We millennials are burdened by a perfectionist streak to which our parents and grandparents cannot relate. And that has everything to do with why we are a generation riddled with mental illness. Thomas Curran (University of Bath) whose findings on millennial perfectionism were published in the Psychological Bulletin, said this:
“Today’s young people are competing with each other in order to meet societal pressures to succeed and they feel that perfectionism is necessary in order to feel safe, socially connected, and of worth.”

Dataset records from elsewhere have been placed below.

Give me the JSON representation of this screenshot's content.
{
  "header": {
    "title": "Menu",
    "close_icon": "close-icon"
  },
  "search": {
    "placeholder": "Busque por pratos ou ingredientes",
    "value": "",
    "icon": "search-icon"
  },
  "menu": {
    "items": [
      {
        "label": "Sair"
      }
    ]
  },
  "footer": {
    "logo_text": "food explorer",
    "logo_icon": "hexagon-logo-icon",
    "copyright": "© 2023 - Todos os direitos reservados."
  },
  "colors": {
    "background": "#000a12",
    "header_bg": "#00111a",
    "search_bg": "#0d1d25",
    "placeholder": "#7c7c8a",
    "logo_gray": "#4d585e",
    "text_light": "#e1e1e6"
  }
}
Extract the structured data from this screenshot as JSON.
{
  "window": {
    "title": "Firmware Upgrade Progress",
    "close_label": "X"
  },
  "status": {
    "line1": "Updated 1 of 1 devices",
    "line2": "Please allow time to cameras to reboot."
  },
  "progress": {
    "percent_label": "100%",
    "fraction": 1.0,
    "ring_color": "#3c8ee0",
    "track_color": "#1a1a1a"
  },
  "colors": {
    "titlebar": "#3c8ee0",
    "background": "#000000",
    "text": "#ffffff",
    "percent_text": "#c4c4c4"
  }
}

And as females, “Capitalism and the patriarchy has sold us the idea that we are only valuable when we are being productive”. Productivity is rooted in capitalist ideals which equate individual worth with how productive you are. It’s a brutal merry-go-around the capitalist model. First it creates a problem by making us anxious about not enough done. Then it offers a solution for the problem it created in the form of expensive self-care products. Cheeky capitalism. Entrenched external expectations surrounding ‘having it all’ have led to women “over-giving to prove their worth until they run themselves into the ground.” The SCM offers reprieve.
It encourages an openness and acceptance that we are not perfect, but fragile. If buying a sheet-mask and bath-bombs grant you a tiny bit of calm in the storm, DO IT. It needn’t cost the earth (or anything), it’s just got to bring you a sense of peace and well-being (try this no B.S list of suggestions).
So maybe my grandma was practising self-care when she sat down to her English-breakfast tea and two arrowroots every morning. Time to wrap this piece up now because I have had my mask on for much longer than Lush recommended and my skin feels alarmingly tight.
Thank you to my friends at Lush for sponsoring this post. (Just kidding).